Neonicotinoids: Despite EU moratorium, bees still at risk
Since 2013, a European Union (EU) moratorium has restricted the application of three neonicotinoids to crops that attract bees because of the harmful effects they are deemed to have on these insects. Yet researchers from the CNRS, INRA, and the Institut de l'Abeille (ITSAP) have just demonstrated that residues of these insecticides—and especially of imidacloprid—can still be detected in rape nectar from 48% of the plots of studied fields, their concentrations varying greatly over the years. An assessment of the risk posed to bees, based on health agency models and parameters, has revealed that for two out of five years, at least 12% of the fields were sufficiently contaminated to kill 50% of the bees and bumblebees foraging on them. The researchers' findings are published in Science of the Total Environment (28 November 2019).
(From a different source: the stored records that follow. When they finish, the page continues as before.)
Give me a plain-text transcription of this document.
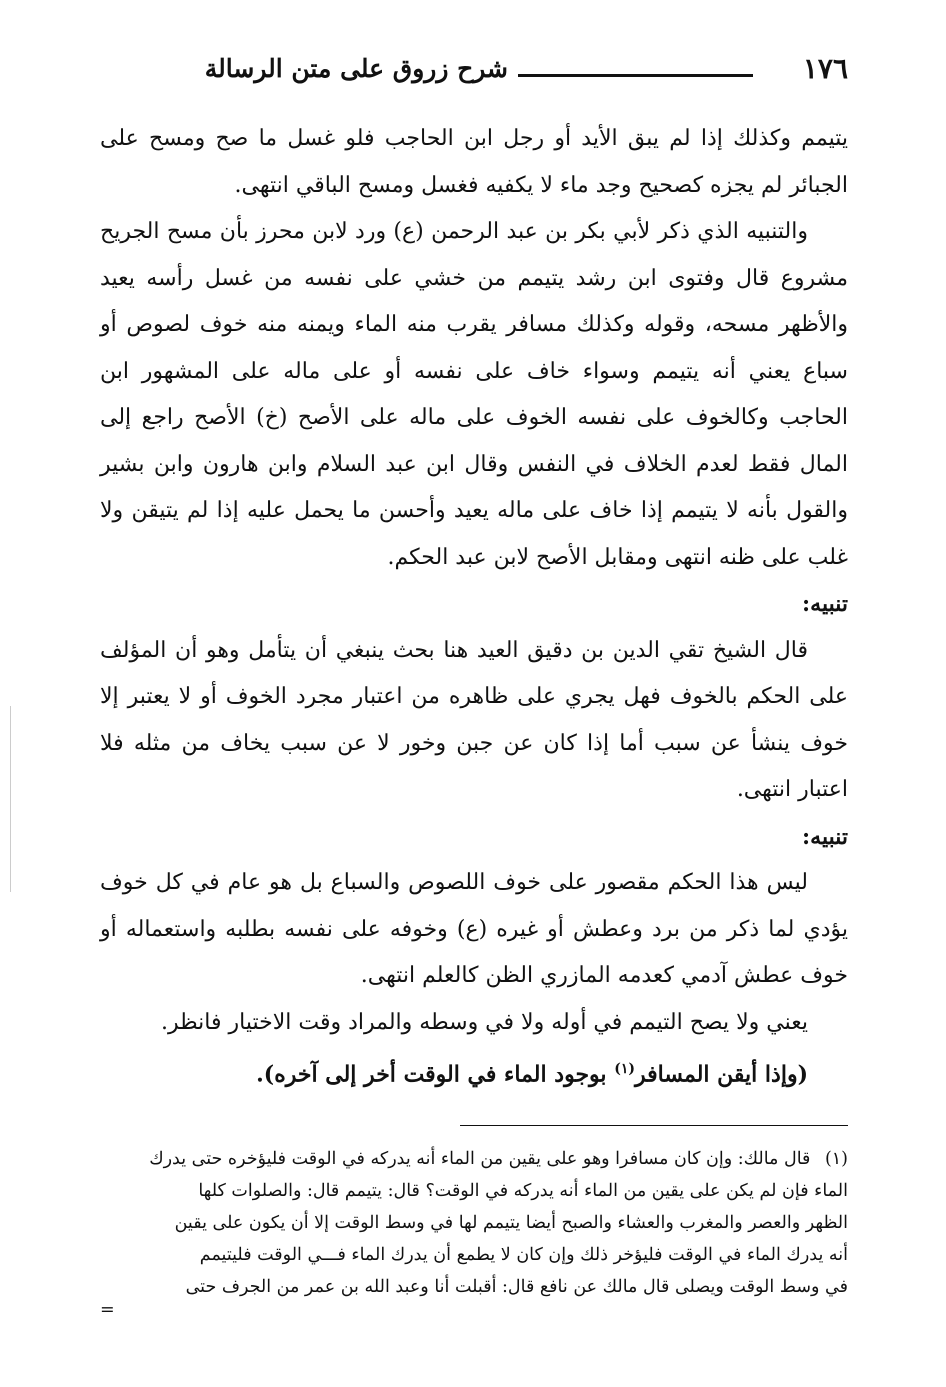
١٧٦
شرح زروق على متن الرسالة

يتيمم وكذلك إذا لم يبق الأيد أو رجل ابن الحاجب فلو غسل ما صح ومسح على الجبائر لم يجزه كصحيح وجد ماء لا يكفيه فغسل ومسح الباقي انتهى.

والتنبيه الذي ذكر لأبي بكر بن عبد الرحمن (ع) ورد لابن محرز بأن مسح الجريح مشروع قال وفتوى ابن رشد يتيمم من خشي على نفسه من غسل رأسه يعيد والأظهر مسحه، وقوله وكذلك مسافر يقرب منه الماء ويمنه منه خوف لصوص أو سباع يعني أنه يتيمم وسواء خاف على نفسه أو على ماله على المشهور ابن الحاجب وكالخوف على نفسه الخوف على ماله على الأصح (خ) الأصح راجع إلى المال فقط لعدم الخلاف في النفس وقال ابن عبد السلام وابن هارون وابن بشير والقول بأنه لا يتيمم إذا خاف على ماله يعيد وأحسن ما يحمل عليه إذا لم يتيقن ولا غلب على ظنه انتهى ومقابل الأصح لابن عبد الحكم.

تنبيه:

قال الشيخ تقي الدين بن دقيق العيد هنا بحث ينبغي أن يتأمل وهو أن المؤلف على الحكم بالخوف فهل يجري على ظاهره من اعتبار مجرد الخوف أو لا يعتبر إلا خوف ينشأ عن سبب أما إذا كان عن جبن وخور لا عن سبب يخاف من مثله فلا اعتبار انتهى.

تنبيه:

ليس هذا الحكم مقصور على خوف اللصوص والسباع بل هو عام في كل خوف يؤدي لما ذكر من برد وعطش أو غيره (ع) وخوفه على نفسه بطلبه واستعماله أو خوف عطش آدمي كعدمه المازري الظن كالعلم انتهى.

يعني ولا يصح التيمم في أوله ولا في وسطه والمراد وقت الاختيار فانظر.

(وإذا أيقن المسافر$^{(١)}$ بوجود الماء في الوقت أخر إلى آخره).

(١) قال مالك: وإن كان مسافرا وهو على يقين من الماء أنه يدركه في الوقت فليؤخره حتى يدرك

الماء فإن لم يكن على يقين من الماء أنه يدركه في الوقت؟ قال: يتيمم قال: والصلوات كلها

الظهر والعصر والمغرب والعشاء والصبح أيضا يتيمم لها في وسط الوقت إلا أن يكون على يقين

أنه يدرك الماء في الوقت فليؤخر ذلك وإن كان لا يطمع أن يدرك الماء فـــي الوقت فليتيمم

في وسط الوقت ويصلى قال مالك عن نافع قال: أقبلت أنا وعبد الله بن عمر من الجرف حتى

=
The role of neonicotinoids in the decline of bees led to a 2013 EU moratorium limiting the use of three insecticides—clothianidin, imidacloprid, and thiamethoxam—on crops attracting pollinating bees. In September 2018, this was followed by a total ban on their application to any outdoor crop in France. Yet neonicotinoids are frequently detected on wildflowers and untreated crops, suggesting their dispersion within the environment after agricultural use.
To investigate this further, researchers from the Chizé Centre for Biological Studies (CNRS / La Rochelle University); INRA units Abeilles, Paysages, Interactions et Systèmes de Culture (APIS) and Abeilles et Environnement (AE); and ITSAP looked for and quantified neonicotinoid residues in nectar from 291 plots (536 samples) of winter rape for the five years following adoption of the moratorium, from 2014 to 2018.
Their first observation was that the three neonicotinoids in question could be found in the samples. Imidacloprid in particular was detected each year, in 43% of the analysed samples (corresponding to 48% of the fields), with no downward trend over the years but great variation between them. In 2016, over 90% of the sampled plots tested positive, versus 5% in 2015. Residue levels depend on the type of soil and are higher when there is more precipitation, but they do not appear to be directly linked to the spatial or temporal proximity of potentially treated crops. Though 92% of the positive samples only contained 0.1 to 1 ng/mL of imidacloprid, maximum concentrations in some cases exceeded those reported for treated plots, reaching as high as 70 ng/mL.
Using this data, mortality assessments based on health agency models and parameters suggest a non-negligible risk for pollinating bees. For domestic bees, risk peaked in 2014 and 2016, when around 50% of the pollinators were likely to die from imidacloprid in 12% of the plots studied. In those years, 10% to 20% of the plots exhibited a level of contamination associated with the same risk of death for bumblebees and solitary bees. These findings indicate that persistent use of neonicotinoids with certain crops in open fields threatens bees and pollinators frequenting other, untreated crops. They confirm that imidacloprid residues remain in the environment, and spread, even turning up in rape nectar, even though neonicotinoids have not been applied to rape crops since 2013. They also justify the reinforcement of pesticide controls by the total ban on the use of neonicotinoids for any outdoor crop in France, adopted in September 2018.
This study relied on access to the Zone Atelier Plaine & Val de Sèvre, a unique CNRS site in west central France (Deux-Sèvres, Nouvelle-Aquitaine).